Millard was educated at Wimbledon High School, an independent school for girls in Wimbledon in southwest London. Millard is a graduate of Hull University, the London College of Communication and the Courtauld Institute. Millard was also educated at an American High School courtesy of the English-Speaking Union. Millard has been a Trustee of the Carnegie Foundation, Home Live Art and Modern Art Oxford. She has an Honorary Doctorate from the University of Hull.

Life and career

Millard started her career as a junior researcher on Granada TV's daytime show "This Morning", before later becoming the arts correspondent for the BBC between 1995 and 2004.
On 20 June 2014 BBC News announced that Millard was to be appointed the role of chairwoman of the company running Hull's UK City of Culture activities in 2017. Having arrived at the University of Hull more than 30 years ago to study for a degree in English and Drama, arts specialist Millard maintains close links with the city.
The first article Millard wrote for a national newspaper was about the Humber Bridge; she was live on ITV’s breakfast show to support Hull when the City of Culture 2017 announcement was made; and her article in celebration of Hull published in the Daily Telegraph on the same day highlighted the beauty of a city “on the edge of the earth” and on the cusp of cultural, social and economic change.
As a student reading English and Drama at the University of Hull in the mid-1980s, Millard worked on arts engagement projects in the city.

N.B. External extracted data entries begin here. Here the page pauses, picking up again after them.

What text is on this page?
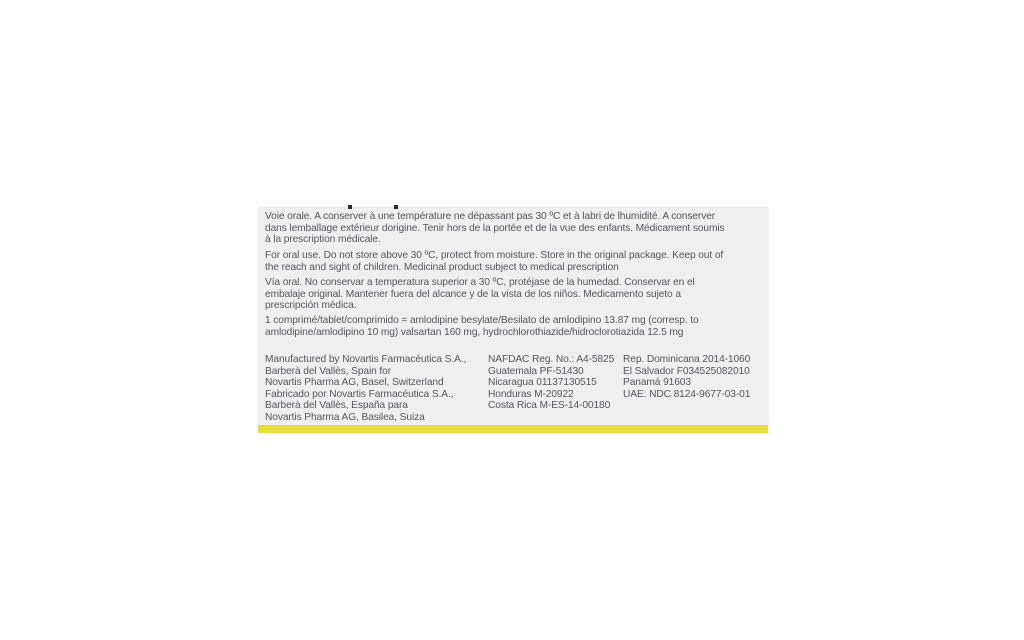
Voie orale. A conserver à une température ne dépassant pas 30 ºC et à labri de lhumidité. A conserver
dans lemballage extérieur dorigine. Tenir hors de la portée et de la vue des enfants. Médicament soumis
à la prescription médicale.
For oral use. Do not store above 30 ºC, protect from moisture. Store in the original package. Keep out of
the reach and sight of children. Medicinal product subject to medical prescription
Vía oral. No conservar a temperatura superior a 30 ºC, protéjase de la humedad. Conservar en el
embalaje original. Mantener fuera del alcance y de la vista de los niños. Medicamento sujeto a
prescripción médica.
1 comprimé/tablet/comprimido = amlodipine besylate/Besilato de amlodipino 13.87 mg (corresp. to
amlodipine/amlodipino 10 mg) valsartan 160 mg, hydrochlorothiazide/hidroclorotiazida 12.5 mg
Manufactured by Novartis Farmacéutica S.A.,
Barberà del Vallès, Spain for
Novartis Pharma AG, Basel, Switzerland
Fabricado por Novartis Farmacéutica S.A.,
Barberà del Vallès, España para
Novartis Pharma AG, Basilea, Suiza
NAFDAC Reg. No.: A4-5825
Guatemala PF-51430
Nicaragua 01137130515
Honduras M-20922
Costa Rica M-ES-14-00180
Rep. Dominicana 2014-1060
El Salvador F034525082010
Panamá 91603
UAE: NDC 8124-9677-03-01
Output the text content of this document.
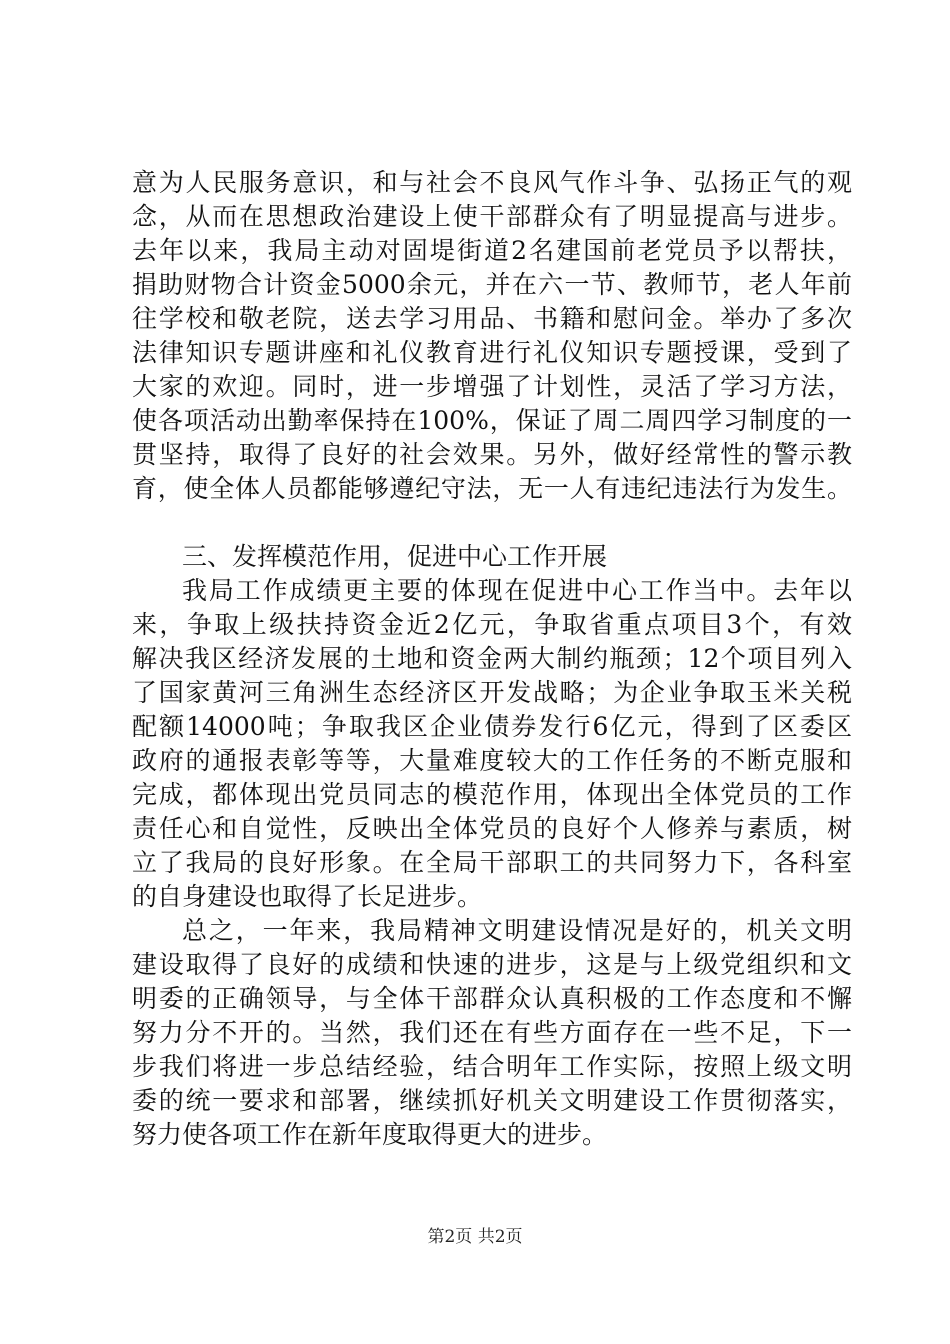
意为人民服务意识，和与社会不良风气作斗争、弘扬正气的观
念，从而在思想政治建设上使干部群众有了明显提高与进步。
去年以来，我局主动对固堤街道2名建国前老党员予以帮扶，
捐助财物合计资金5000余元，并在六一节、教师节，老人年前
往学校和敬老院，送去学习用品、书籍和慰问金。举办了多次
法律知识专题讲座和礼仪教育进行礼仪知识专题授课，受到了
大家的欢迎。同时，进一步增强了计划性，灵活了学习方法，
使各项活动出勤率保持在100%，保证了周二周四学习制度的一
贯坚持，取得了良好的社会效果。另外，做好经常性的警示教
育，使全体人员都能够遵纪守法，无一人有违纪违法行为发生。
三、发挥模范作用，促进中心工作开展
我局工作成绩更主要的体现在促进中心工作当中。去年以
来，争取上级扶持资金近2亿元，争取省重点项目3个，有效
解决我区经济发展的土地和资金两大制约瓶颈；12个项目列入
了国家黄河三角洲生态经济区开发战略；为企业争取玉米关税
配额14000吨；争取我区企业债券发行6亿元，得到了区委区
政府的通报表彰等等，大量难度较大的工作任务的不断克服和
完成，都体现出党员同志的模范作用，体现出全体党员的工作
责任心和自觉性，反映出全体党员的良好个人修养与素质，树
立了我局的良好形象。在全局干部职工的共同努力下，各科室
的自身建设也取得了长足进步。
总之，一年来，我局精神文明建设情况是好的，机关文明
建设取得了良好的成绩和快速的进步，这是与上级党组织和文
明委的正确领导，与全体干部群众认真积极的工作态度和不懈
努力分不开的。当然，我们还在有些方面存在一些不足，下一
步我们将进一步总结经验，结合明年工作实际，按照上级文明
委的统一要求和部署，继续抓好机关文明建设工作贯彻落实，
努力使各项工作在新年度取得更大的进步。
第2页 共2页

She continues to be a passionate believer in the importance of accessibility to the arts for all.
Croissants in the Jungle, a 6-part documentary series for the Travel Channel, was made on Millard's journey around the French Overseas Territories with her family.
Millard has been Arts Editor and Theatre Critic at the New Statesman, a profile writer for The Sunday Times and a writer for the Telegraph.
Radio documentaries Millard has made for Radio 4 include the series The Move, plus documentaries In Defense of Pushy Parents, Stories from The Squeezed Middle, and Towering Ambition, which analysed why London has skyscrapers but Paris has none. Millard is a regular guest on Five Live talk shows and Jeremy Vine on Radio 2.
Millard does newspaper reviewing for news programmes on Sky or ITV, and occasionally appears on Newsnight or equivalent programmes to discuss topical issues, usually cultural or lifestyle. Millard appears frequently on television live debates. Millard co-produced a documentary in Perspectives for ITV1, Kick Out The Jams, which was presented by Gary Kemp and looked at the legacy of the Young British Artists.
On 18 January 2018, it was announced that Millard would become the chair of the BBC Children in Need.

Family life

Millard lives in Islington, north London. She is married to the TV producer Pip Clothier and has four children, Phoebe, Gabriel, Honey and Lucien. Millard is a marathon runner; she has run ten marathons so far including the Great Wall of China Marathon and the six Abbott Marathon Majors. Her PB is 3.48.
She has also been a Brownie leader and co-founded the Second South Islington Brownies.